Clara wowed them at the Princess
On Saturday nights before World War II, the old Princess Theater on Fort Street, just mauka of Beretania Street and the original Ritz Department Store, would have a "pot luck show" where budding artists displayed their skills hoping to hit the big time.
On such a night Clara Inter showed up, made an instant hit with her rendition of "The Cockeyed Mayor of Kaunakakai," singing and acting "He wore a malo and coconut hat, one was for this and the other for that," and wowed the crowd with her lively rendition of "Hilo Hattie Does the Hilo Hop," acting it out to the crowd's delight.
She returned a number of times for encore renditions; a star was born.
Ted Chernin
Aiea
Drivers need license renewal notices
The city needs to change its policy of not sending out renewal notices when driver's licenses are about to expire. Right now, a regular driver's license is for six years and there is a grace period of a year after it expires to renew (with a written test). The theory behind not sending out a notice is that the one-year grace period is sufficient so that no one will fail to note that the license has expired. The theory, unfortunately, is wrong, as my wife and I can testify from bitter experience.
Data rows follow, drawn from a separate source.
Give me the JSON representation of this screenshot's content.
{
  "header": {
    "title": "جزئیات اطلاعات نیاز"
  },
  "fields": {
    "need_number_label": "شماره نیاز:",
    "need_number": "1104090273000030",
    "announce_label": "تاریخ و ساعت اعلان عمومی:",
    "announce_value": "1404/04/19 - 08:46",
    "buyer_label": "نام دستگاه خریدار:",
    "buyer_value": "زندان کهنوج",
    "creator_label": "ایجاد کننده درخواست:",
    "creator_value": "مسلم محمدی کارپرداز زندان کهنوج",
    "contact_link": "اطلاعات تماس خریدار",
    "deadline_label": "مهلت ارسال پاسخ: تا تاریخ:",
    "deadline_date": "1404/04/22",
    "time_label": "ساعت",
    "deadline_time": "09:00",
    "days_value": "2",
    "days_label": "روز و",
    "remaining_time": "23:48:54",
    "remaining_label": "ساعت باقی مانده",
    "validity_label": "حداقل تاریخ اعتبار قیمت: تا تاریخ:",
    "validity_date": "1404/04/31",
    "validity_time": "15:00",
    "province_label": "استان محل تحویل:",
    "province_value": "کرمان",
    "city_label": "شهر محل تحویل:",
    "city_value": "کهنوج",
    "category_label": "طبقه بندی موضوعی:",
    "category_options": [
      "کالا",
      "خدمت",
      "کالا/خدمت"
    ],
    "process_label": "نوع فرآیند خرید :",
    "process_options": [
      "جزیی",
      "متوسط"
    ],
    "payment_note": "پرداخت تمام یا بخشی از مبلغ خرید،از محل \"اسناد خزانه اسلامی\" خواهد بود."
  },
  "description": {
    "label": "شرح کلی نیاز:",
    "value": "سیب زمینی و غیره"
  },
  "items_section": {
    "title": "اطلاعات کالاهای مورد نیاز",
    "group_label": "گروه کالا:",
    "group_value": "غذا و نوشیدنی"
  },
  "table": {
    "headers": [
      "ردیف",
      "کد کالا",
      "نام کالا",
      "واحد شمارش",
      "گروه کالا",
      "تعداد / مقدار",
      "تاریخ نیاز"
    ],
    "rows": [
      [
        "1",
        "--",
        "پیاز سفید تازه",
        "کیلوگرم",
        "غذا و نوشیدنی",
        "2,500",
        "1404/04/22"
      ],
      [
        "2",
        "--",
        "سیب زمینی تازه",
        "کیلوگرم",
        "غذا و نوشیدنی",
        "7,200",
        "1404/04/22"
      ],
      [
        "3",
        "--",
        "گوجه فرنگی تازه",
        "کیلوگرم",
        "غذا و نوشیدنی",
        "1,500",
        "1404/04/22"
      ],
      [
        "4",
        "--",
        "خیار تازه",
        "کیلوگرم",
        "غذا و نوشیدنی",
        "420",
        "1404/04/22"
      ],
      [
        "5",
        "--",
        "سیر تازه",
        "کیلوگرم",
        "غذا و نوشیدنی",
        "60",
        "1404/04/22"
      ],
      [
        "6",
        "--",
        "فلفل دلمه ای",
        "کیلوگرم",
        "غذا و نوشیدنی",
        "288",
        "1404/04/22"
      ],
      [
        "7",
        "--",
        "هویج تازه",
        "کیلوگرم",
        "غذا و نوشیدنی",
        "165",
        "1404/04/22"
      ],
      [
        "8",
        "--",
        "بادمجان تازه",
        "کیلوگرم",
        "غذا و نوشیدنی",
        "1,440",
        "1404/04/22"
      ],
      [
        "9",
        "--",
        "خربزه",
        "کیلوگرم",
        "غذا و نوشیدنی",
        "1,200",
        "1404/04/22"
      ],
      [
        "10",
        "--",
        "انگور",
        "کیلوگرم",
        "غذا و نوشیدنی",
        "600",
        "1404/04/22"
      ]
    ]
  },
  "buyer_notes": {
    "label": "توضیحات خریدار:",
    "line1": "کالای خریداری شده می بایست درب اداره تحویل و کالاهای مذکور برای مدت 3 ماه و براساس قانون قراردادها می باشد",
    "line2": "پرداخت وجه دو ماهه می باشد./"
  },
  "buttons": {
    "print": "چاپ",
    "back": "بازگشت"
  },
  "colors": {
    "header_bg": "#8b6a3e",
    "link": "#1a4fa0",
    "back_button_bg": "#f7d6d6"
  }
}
The problem is that because fewer and fewer people utilize the license for check writing or other identification (given new credit and debit card procedures), they do not have occasion to check on the status of the license, and, six years having passed without having any occasion to check the expiration, seven years can pass just as easily. In effect, the six-year period lulls one (and is also problematic to calendar), and without a renewal notice, there is nothing to prompt the licensee to check on it. Once that seventh year has passed, the driver has to take the full written examination and the driver's test which, even as a lawyer, I can say is not easy.
It would be of little cost and great benefit to the general public to require that the Department of Motor Vehicles send out a renewal notice 90 days before the license is to expire. I suspect that a number of drivers reading this letter will find to their dismay that they are in this situation or about to be. The mayor and the City Council should make this a priority immediately.
Ted Meeker
Kaneohe
Use sugar cane fields to produce ethanol
With the price of fuel rising and the price of corn contributing to higher food prices, why doesn't Hawaii turn to making ethanol from sugar cane like the country of Brazil has done so successfully? Please read the following links:
» yaleglobal.yale.edu/
» en.wikipedia.org/
We in Hawaii already have decades of sugar cane production expertise and can add to that the knowledge of Brazilian engineers about how to most effectively cultivate that resource and produce cost-effective fuels. No corn subsidies.
Let other countries continue to make sugar more cheaply for export to the world, what we should be doing here is growing sugar cane to produce enough fuel for the state, and if we should have a surplus, so be it. Sell it to mainland states or to foreign countries the way the Brazilian government does.
Doug Olivares
Kapahulu
Drug czar overstates case against marijuana
I agree with drug czar John P. Walters' critics regarding the recent hogwash that marijuana may exacerbate depression. The drug czar is trying to scare people. The government has a long history of lies about marijuana. I take offense when government officials tell us that it will have the Internal Revenue Service put us in jail if we do not pay our taxes, and then wastes billion of tax dollars "stamping out marijuana." Is the drug czar trying to scare the young people like a boogeyman?
Phil Robertson
Honolulu
Vagrants will abandon redesigned benches
So now the homeless are utilizing Honolulu bus stops as their "home away from nowhere," and our City Council is pondering what to do
(Star-Bulletin, May 14). I have a solution.
Having recently returned from Los Angeles, I noticed while stopping outside the airport terminal to smoke a cigarette, the benches were of unusual design. They were quite narrow, yet with enough room to sit down. They were also raised in the middle and sloped down on each side, hence making it impossible to either lie down or sleep on them.
What a great idea. Maybe the City Council should look at this alternative rather than levying a $50 fine on someone who has nothing.
What happens if they don't pay? More taxpayer money to take them to court and perhaps to lock them up.